After submitting the producer command, the terminal tab running the Karafka server will log output indicating the message has been consumed from topic inventory_management_product_updates and offset 0. I've added some === EXPLANATIONS ===:

=== KARAFKA LOGGING WHEN CONSUMER STARTS PROCESSING ===
[50b2762f16b2] Consume job for ProductInventoryConsumer on
  inventory_management_product_updates/0 started

=== CONSUMER INFO LEVEL LOGGING ===
ProductInventoryConsumer consuming: Topic: inventory_management_product_updates,
  Message: {"product_code"=>"JANW7810", "inventory_count"=>10}, Offset: 0

=== KARAFKA LOGGING WHEN CONSUMER FINISHES PROCESSING ===
[50b2762f16b2] Consume job for ProductInventoryConsumer on
  inventory_management_product_updates/0 finished in 345.4149999995716ms

When there's a batch of messages ready to be processed, the consume method gets invoked with the messages, which can be iterated (in our simple case, there's only one message currently). Each of these is an instance of Karafka::Messages::Message. When the payload method is invoked on the message object, Karafka will deserialize it, which converts the raw Kafka message to a format you can work with in your Ruby code. By default, it uses JSON deserialization, which means it assumes the messages are in JSON format, and they will be deserialized into a Ruby hash. This is what's shown in the console output when we log message.payload. The Karafka docs have more details about deserialization.

Update Product

Now that we know we can produce and consume messages with Kafka, it's time to do the actual work of updating the product inventory. We saw from the previous exercise that a message like this:

"{\"product_code\":\"JANW7810\",\"inventory_count\":10}"

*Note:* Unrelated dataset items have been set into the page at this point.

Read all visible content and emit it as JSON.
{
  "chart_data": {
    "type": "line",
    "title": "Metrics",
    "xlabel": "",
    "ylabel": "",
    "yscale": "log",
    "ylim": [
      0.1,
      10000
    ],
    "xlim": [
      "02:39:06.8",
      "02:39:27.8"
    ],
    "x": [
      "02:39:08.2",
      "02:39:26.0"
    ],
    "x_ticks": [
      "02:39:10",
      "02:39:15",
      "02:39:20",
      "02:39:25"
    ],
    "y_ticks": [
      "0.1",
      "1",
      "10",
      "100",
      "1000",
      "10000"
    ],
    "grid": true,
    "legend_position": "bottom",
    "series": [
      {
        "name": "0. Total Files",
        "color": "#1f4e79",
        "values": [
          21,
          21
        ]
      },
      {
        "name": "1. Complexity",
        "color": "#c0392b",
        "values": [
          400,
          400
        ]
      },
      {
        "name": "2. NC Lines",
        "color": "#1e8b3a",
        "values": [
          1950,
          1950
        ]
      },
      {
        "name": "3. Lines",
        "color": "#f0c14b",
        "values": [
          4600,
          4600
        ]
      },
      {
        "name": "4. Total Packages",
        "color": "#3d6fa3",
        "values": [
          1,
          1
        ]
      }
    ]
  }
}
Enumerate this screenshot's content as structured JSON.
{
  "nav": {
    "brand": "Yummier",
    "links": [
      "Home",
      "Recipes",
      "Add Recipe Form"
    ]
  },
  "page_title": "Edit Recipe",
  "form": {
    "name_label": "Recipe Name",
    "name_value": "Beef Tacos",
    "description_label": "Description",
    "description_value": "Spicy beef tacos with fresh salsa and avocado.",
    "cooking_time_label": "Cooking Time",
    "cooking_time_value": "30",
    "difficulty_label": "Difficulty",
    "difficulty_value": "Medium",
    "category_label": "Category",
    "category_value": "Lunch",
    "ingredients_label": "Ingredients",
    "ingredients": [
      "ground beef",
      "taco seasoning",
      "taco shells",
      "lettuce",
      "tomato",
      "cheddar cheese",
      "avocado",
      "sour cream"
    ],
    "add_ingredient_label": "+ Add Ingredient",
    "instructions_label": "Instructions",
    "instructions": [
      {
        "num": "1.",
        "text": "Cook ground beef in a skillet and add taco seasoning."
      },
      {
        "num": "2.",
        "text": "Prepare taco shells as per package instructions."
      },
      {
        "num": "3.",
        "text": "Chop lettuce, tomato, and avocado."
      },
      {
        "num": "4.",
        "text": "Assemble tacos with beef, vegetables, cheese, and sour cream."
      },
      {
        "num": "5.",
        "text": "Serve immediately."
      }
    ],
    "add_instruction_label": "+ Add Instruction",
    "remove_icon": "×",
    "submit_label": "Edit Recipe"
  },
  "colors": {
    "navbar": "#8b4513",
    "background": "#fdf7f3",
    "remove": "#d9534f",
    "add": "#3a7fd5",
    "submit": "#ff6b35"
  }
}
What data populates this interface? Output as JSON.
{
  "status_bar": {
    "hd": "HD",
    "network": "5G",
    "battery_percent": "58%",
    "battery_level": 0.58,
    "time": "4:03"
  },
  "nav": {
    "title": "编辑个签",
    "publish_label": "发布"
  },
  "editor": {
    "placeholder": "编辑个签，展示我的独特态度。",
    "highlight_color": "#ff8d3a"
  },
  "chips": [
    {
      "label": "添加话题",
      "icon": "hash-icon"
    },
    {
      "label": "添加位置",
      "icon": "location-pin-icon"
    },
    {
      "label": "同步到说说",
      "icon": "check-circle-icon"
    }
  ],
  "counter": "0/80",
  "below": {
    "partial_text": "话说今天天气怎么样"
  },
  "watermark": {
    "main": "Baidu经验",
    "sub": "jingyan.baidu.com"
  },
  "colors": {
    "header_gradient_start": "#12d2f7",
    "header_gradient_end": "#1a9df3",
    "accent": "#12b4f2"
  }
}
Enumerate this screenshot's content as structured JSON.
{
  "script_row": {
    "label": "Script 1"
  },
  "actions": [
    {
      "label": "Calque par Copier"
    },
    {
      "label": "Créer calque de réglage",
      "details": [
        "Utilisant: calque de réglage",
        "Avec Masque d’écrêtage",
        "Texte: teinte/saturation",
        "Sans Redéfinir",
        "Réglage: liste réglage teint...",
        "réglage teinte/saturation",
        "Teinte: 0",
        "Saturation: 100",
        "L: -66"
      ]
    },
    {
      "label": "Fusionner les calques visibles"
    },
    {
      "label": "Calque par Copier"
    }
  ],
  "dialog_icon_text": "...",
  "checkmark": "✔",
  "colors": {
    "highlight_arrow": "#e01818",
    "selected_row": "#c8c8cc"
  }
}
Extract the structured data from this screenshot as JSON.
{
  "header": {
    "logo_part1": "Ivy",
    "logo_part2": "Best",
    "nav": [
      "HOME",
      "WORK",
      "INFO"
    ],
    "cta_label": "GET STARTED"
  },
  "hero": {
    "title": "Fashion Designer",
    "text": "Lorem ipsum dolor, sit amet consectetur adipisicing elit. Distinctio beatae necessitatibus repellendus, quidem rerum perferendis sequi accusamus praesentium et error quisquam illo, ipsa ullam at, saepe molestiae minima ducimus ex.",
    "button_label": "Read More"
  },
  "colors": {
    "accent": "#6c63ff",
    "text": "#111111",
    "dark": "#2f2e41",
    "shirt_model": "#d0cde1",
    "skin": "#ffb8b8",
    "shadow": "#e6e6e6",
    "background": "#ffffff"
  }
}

Gets deserialized to a Ruby hash when the payload method is invoked on it:

{
  "product_code" => "JANW7810",
  "inventory_count" => 10
}

This means the product code and inventory count can be accessed within the consumer as follows:

# app/consumers/product_inventory_consumer.rb
class ProductInventoryConsumer < ApplicationConsumer
  def consume
    messages.each do |message|
      # Deserialize JSON message into a hash assigned to `payload`
      payload = message.payload

      # Access payload attributes
      puts "Product code = #{payload['product_code']}" # JANW7810
      puts "Inventory count = #{payload['inventory_count']}" # 10
    end
  end

So updating the product inventory count could be done directly in the consumer like this:

class ProductInventoryConsumer < ApplicationConsumer
  def consume
    messages.each do |message|
      payload = message.payload
      product = Product.find_by(code: payload["product_code"])
      product.update!(inventory: payload["inventory_count"])
    end
  end
end

There are some problems with this approach as will be covered shortly, but first, let's exercise this version of the consumer to verify it works. Back in the Rails console, run the code shown below to check the inventory value of the first product, then produce a message to update it to a different value:

# Check what the current inventory value is for the first product
Product.first.inventory
# 20

# Produce a message to update it to a different value
message = {
  product_code: Product.first.code,
  inventory_count: 123
}.to_json
Karafka.producer.produce_async(topic: 'inventory_management_product_updates', payload: message)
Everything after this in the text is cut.